With the continuously evolving economy, business mergers and consolidations are becoming more common. There are instances where one company invests in another and does a takeover; or two companies merge to become one. Many entrepreneurs see these shifts as game-changers that may empower small companies and possibly shake up the competition in the market.
It’s also common to use the terms ‘mergers’ and ‘consolidations’ interchangeably but they have different definitions and business natures. In addition, both acquisition processes have different outcomes and goals. Often, there are also legalities involved in both processes, which makes it important to consult with law experts, such as the Miami business attorney, to ensure a smoother transition.
What Are Business Mergers?
A merger is a business agreement between two or more companies to combine into one entity. This results in one of the companies taking over the other companies involved, which increases its capabilities while retaining its original name. The surviving company will assume all of the assets while the other companies discontinue their operations.
Smaller companies often opt to merge with larger ones to increase their market traction and value. Mergers may also help large companies eliminate competition and grow their brand, thereby increasing their sales and revenues.
Different Merger Types
Depending on the needs of both parties, mergers come in different types:
- Vertical: This may happen between two or more companies producing different goods that comprise the same finished product.
- Horizontal: This may occur between two companies that belong in the same industry.
- Conglomerate: This may take place between two companies belonging to unrelated industries.
- Product Extension: This may happen between two companies with the same products and operations.
- Market Extension: This may occur between two companies with the same products but different markets.
What Are Consolidations?
Business consolidation is the combination of two or more companies to become a new single entity. It’s considered to be transformative since it creates a new corporate structure and adopts the best practices from the companies involved.

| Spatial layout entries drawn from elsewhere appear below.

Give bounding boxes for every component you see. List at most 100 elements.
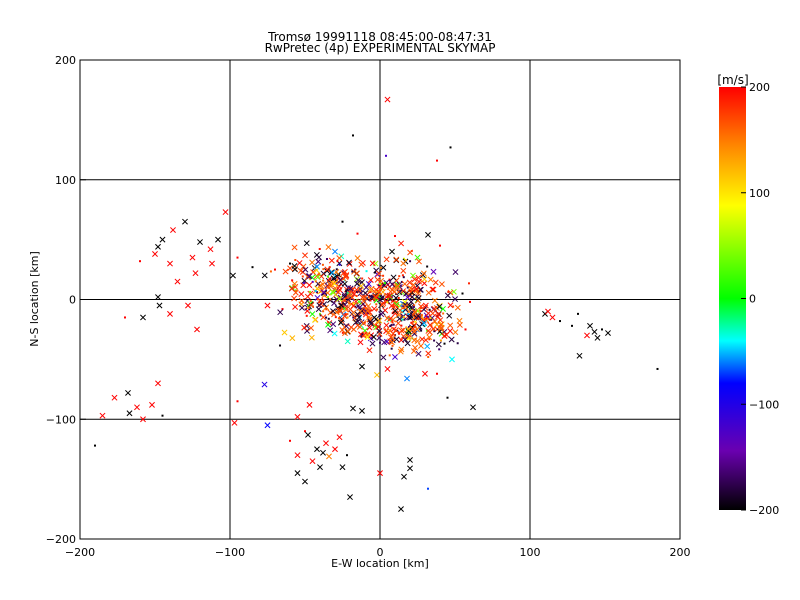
data-point-x xyxy=(422,302,429,309)
data-point-x xyxy=(359,407,365,414)
data-point-x xyxy=(305,431,311,438)
data-point-x xyxy=(320,289,327,296)
data-point-x xyxy=(415,295,422,302)
data-point-dot xyxy=(426,265,429,268)
data-point-x xyxy=(413,286,420,292)
data-point-x xyxy=(411,276,418,283)
data-point-x xyxy=(336,255,343,262)
data-point-dot xyxy=(397,296,400,299)
data-point-x xyxy=(323,440,329,447)
data-point-x xyxy=(291,244,298,251)
chart-subtitle: RwPretec (4p) EXPERIMENTAL SKYMAP xyxy=(265,41,496,55)
data-point-dot xyxy=(464,328,467,331)
data-point-dot xyxy=(361,333,364,336)
data-point-x xyxy=(170,227,176,233)
data-point-dot xyxy=(439,339,442,342)
data-point-x xyxy=(296,260,303,266)
data-point-dot xyxy=(436,159,438,162)
data-point-x xyxy=(429,310,436,317)
data-point-x xyxy=(549,314,556,321)
data-point-x xyxy=(389,281,396,288)
data-point-x xyxy=(383,322,390,329)
data-point-x xyxy=(308,334,315,341)
data-point-x xyxy=(338,302,345,309)
colorbar-tick-label: −200 xyxy=(749,504,779,517)
data-point-x xyxy=(394,282,401,289)
data-point-dot xyxy=(406,286,409,289)
data-point-dot xyxy=(469,300,471,303)
data-point-dot xyxy=(326,275,329,278)
data-point-x xyxy=(411,337,418,344)
data-point-x xyxy=(417,286,424,293)
data-point-x xyxy=(392,310,399,317)
data-point-x xyxy=(416,258,422,265)
data-point-x xyxy=(316,254,322,261)
data-point-dot xyxy=(309,290,312,293)
data-point-x xyxy=(594,334,601,341)
data-point-x xyxy=(356,314,362,321)
data-point-dot xyxy=(269,270,272,273)
data-point-dot xyxy=(374,271,377,274)
data-point-x xyxy=(303,240,310,247)
data-point-x xyxy=(357,290,364,297)
data-point-x xyxy=(182,218,188,225)
data-point-x xyxy=(292,303,299,310)
data-point-dot xyxy=(289,262,291,265)
data-point-dot xyxy=(601,328,603,331)
data-point-x xyxy=(384,315,391,322)
data-point-x xyxy=(167,310,173,317)
data-point-dot xyxy=(236,400,239,403)
data-point-dot xyxy=(124,316,126,319)
data-point-dot xyxy=(334,316,337,319)
data-point-x xyxy=(306,401,313,408)
data-point-dot xyxy=(320,287,323,290)
data-point-dot xyxy=(314,280,317,283)
data-point-x xyxy=(99,412,106,419)
x-tick-label: 0 xyxy=(377,546,384,559)
data-point-x xyxy=(264,302,271,309)
data-point-x xyxy=(404,294,411,301)
data-point-dot xyxy=(404,259,407,262)
data-point-x xyxy=(337,319,344,326)
data-point-x xyxy=(125,389,131,396)
data-point-dot xyxy=(369,291,372,294)
data-point-dot xyxy=(344,313,347,316)
data-point-dot xyxy=(389,279,392,282)
data-point-x xyxy=(314,263,320,270)
data-point-x xyxy=(298,291,305,298)
data-point-dot xyxy=(379,341,382,344)
data-point-x xyxy=(404,375,410,382)
data-point-x xyxy=(289,335,296,342)
data-point-x xyxy=(332,446,338,453)
y-tick-label: −200 xyxy=(46,533,76,546)
data-point-x xyxy=(339,327,346,333)
data-point-x xyxy=(378,277,385,284)
data-point-x xyxy=(367,318,374,325)
data-point-x xyxy=(192,270,199,277)
data-point-x xyxy=(304,293,311,300)
data-point-dot xyxy=(375,303,378,306)
data-point-x xyxy=(425,350,432,357)
data-point-x xyxy=(587,322,593,329)
data-point-dot xyxy=(352,134,354,137)
data-point-dot xyxy=(420,280,423,283)
data-point-dot xyxy=(251,266,254,269)
data-point-x xyxy=(437,325,444,332)
data-point-dot xyxy=(407,326,410,329)
data-point-dot xyxy=(401,274,404,277)
data-point-dot xyxy=(656,367,659,370)
data-point-x xyxy=(422,370,428,377)
data-point-x xyxy=(333,309,340,316)
data-point-x xyxy=(156,302,163,309)
data-point-x xyxy=(377,470,383,477)
data-point-dot xyxy=(370,294,373,297)
data-point-dot xyxy=(348,302,351,305)
data-point-x xyxy=(545,308,551,315)
data-point-x xyxy=(311,316,318,323)
data-point-dot xyxy=(390,324,393,327)
data-point-dot xyxy=(94,444,96,447)
data-point-x xyxy=(167,260,173,267)
data-point-x xyxy=(383,279,390,286)
data-point-x xyxy=(584,332,590,339)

Consolidation usually happens between equal-sized companies with similar products, in the hopes of streamlining business processes and management. One notable advantage of consolidating two or more businesses is reducing its operational and overhead expenses.
Merger Vs Consolidation
Entrepreneurs often want to run their own business, free from any external influence or control. However, there are instances wherein businesses need to combine with larger companies or ones offering similar products.

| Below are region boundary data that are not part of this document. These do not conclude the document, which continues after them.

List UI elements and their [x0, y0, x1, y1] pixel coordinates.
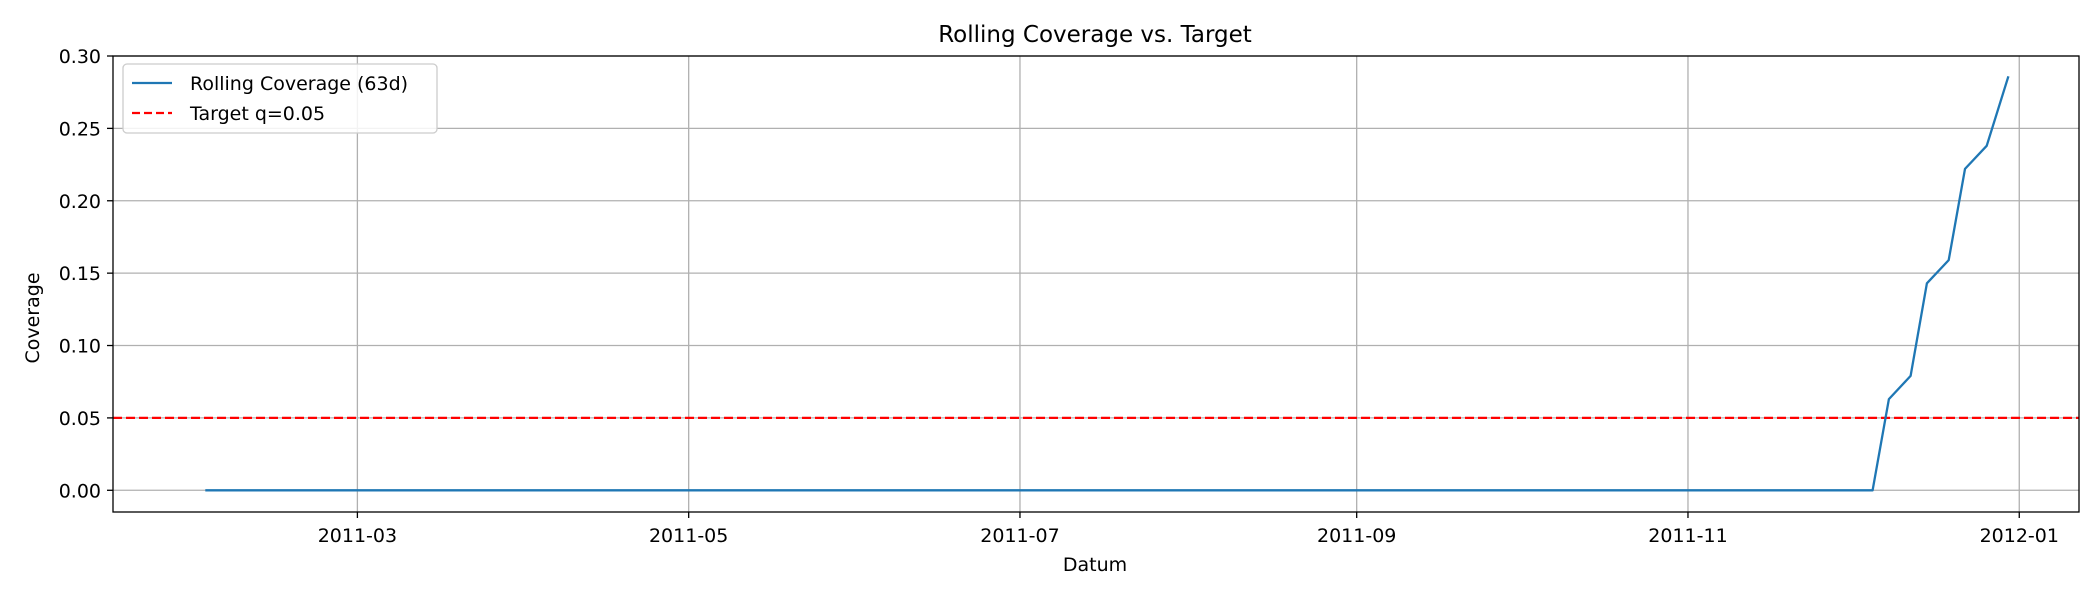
legend-box: [122, 63, 438, 134]
x-tick-label: 2011-07: [980, 525, 1059, 547]
plot-frame: [112, 55, 2080, 513]
y-axis-ticks: 0.00 0.05 0.10 0.15 0.20 0.25 0.30: [59, 46, 113, 502]
y-tick-label: 0.15: [59, 263, 101, 285]
y-tick-label: 0.30: [59, 46, 101, 68]
x-axis-label: Datum: [1063, 554, 1127, 576]
y-axis-label: Coverage: [22, 272, 44, 363]
x-tick-label: 2012-01: [1980, 525, 2059, 547]
y-tick-label: 0.00: [59, 480, 101, 502]
x-tick-label: 2011-03: [318, 525, 397, 547]
y-tick-label: 0.05: [59, 408, 101, 430]
y-tick-label: 0.20: [59, 191, 101, 213]
x-axis-ticks: 2011-03 2011-05 2011-07 2011-09 2011-11 2012-…: [318, 512, 2059, 547]
x-tick-label: 2011-05: [649, 525, 728, 547]
y-tick-label: 0.10: [59, 336, 101, 358]
legend-label-coverage: Rolling Coverage (63d): [190, 73, 408, 95]
chart-title: Rolling Coverage vs. Target: [938, 22, 1252, 48]
legend-label-target: Target q=0.05: [189, 103, 325, 125]
x-tick-label: 2011-11: [1648, 525, 1727, 547]
coverage-line: [205, 75, 2010, 492]
x-tick-label: 2011-09: [1317, 525, 1396, 547]
coverage-series: [205, 75, 2010, 492]
y-tick-label: 0.25: [59, 118, 101, 140]
legend: Rolling Coverage (63d) Target q=0.05: [122, 63, 438, 134]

Business mergers involve two or more companies combining through a takeover and the emergence of one surviving company. On the other hand, business consolidation happens when two or more companies combine to create a new single company. Although different in some aspects, both business processes have plenty of benefits.
Mergers are great for companies to increase their product’s market value and eliminate competition. Similarly, consolidations are advantageous for companies to streamline business processes and reduce operational expenses.
Company Size Matters
Small companies may turn to consolidation to improve their financial standing and buying power. This usually improves their production, especially when they have limited resources to fulfil client demands. On the other hand, merging with a dominant company may create better business deals and attract more buyers.
Larger businesses usually acquire smaller brands to create diversity for their existing line-up. Instead of competing with start-up brands, established companies may offer mergers to acquire their product line, which limits their competition in the market. It may also help them infiltrate new markets and get new clients.
Not Just Assets
Going into a merger or consolidation is often a gamble. Aside from acquiring assets, the surviving company or newly formed entity may also get all the liabilities.
As a result, these companies may have a shaky start or become overwhelmed and eventually break apart. That’s why before making any decision, it’s best to weigh all available options. Aside from that, always check the company’s assets in terms of receivables and inventory and perform due diligence to determine their full liabilities.
The amount of the company’s liabilities can make or break a business deal. Merging with a company with great debt can compromise the acquiring companies. This is what makes due diligence a precautionary measure that needs to be done before entering any business deal. To better understand how it works, here are its three areas:
- Financial: Ideally done by accountants to assess the company’s earnings, operating expenses, and sales history. This report will focus on creating an understanding of the company’s current financial health and its trends.
- Commercial: This is undertaken to gauge the company as a whole. It will tackle the external and internal environment of the company, as well as its commercial appeal. It will also deal with the company’s operational capabilities and its risks.
- Legal: Usually done after commercial due diligence, this aims to uncover any tax issues or ongoing cases. It covers the company’s long-standing contracts and distribution agreements, as well as intellectual properties and patents.
Overall, both mergers and consolidations have different business natures and processes, which may have their advantage and disadvantages. With this, it’s best to keep in mind that going into either a merger or consolidation may pose different risks. Aside from taking hold of the business’s assets, it’s best to take into account its liabilities and potential risks. That’s why it’s important to conduct due diligence to fully understand the target company’s legal, commercial, and financial matters.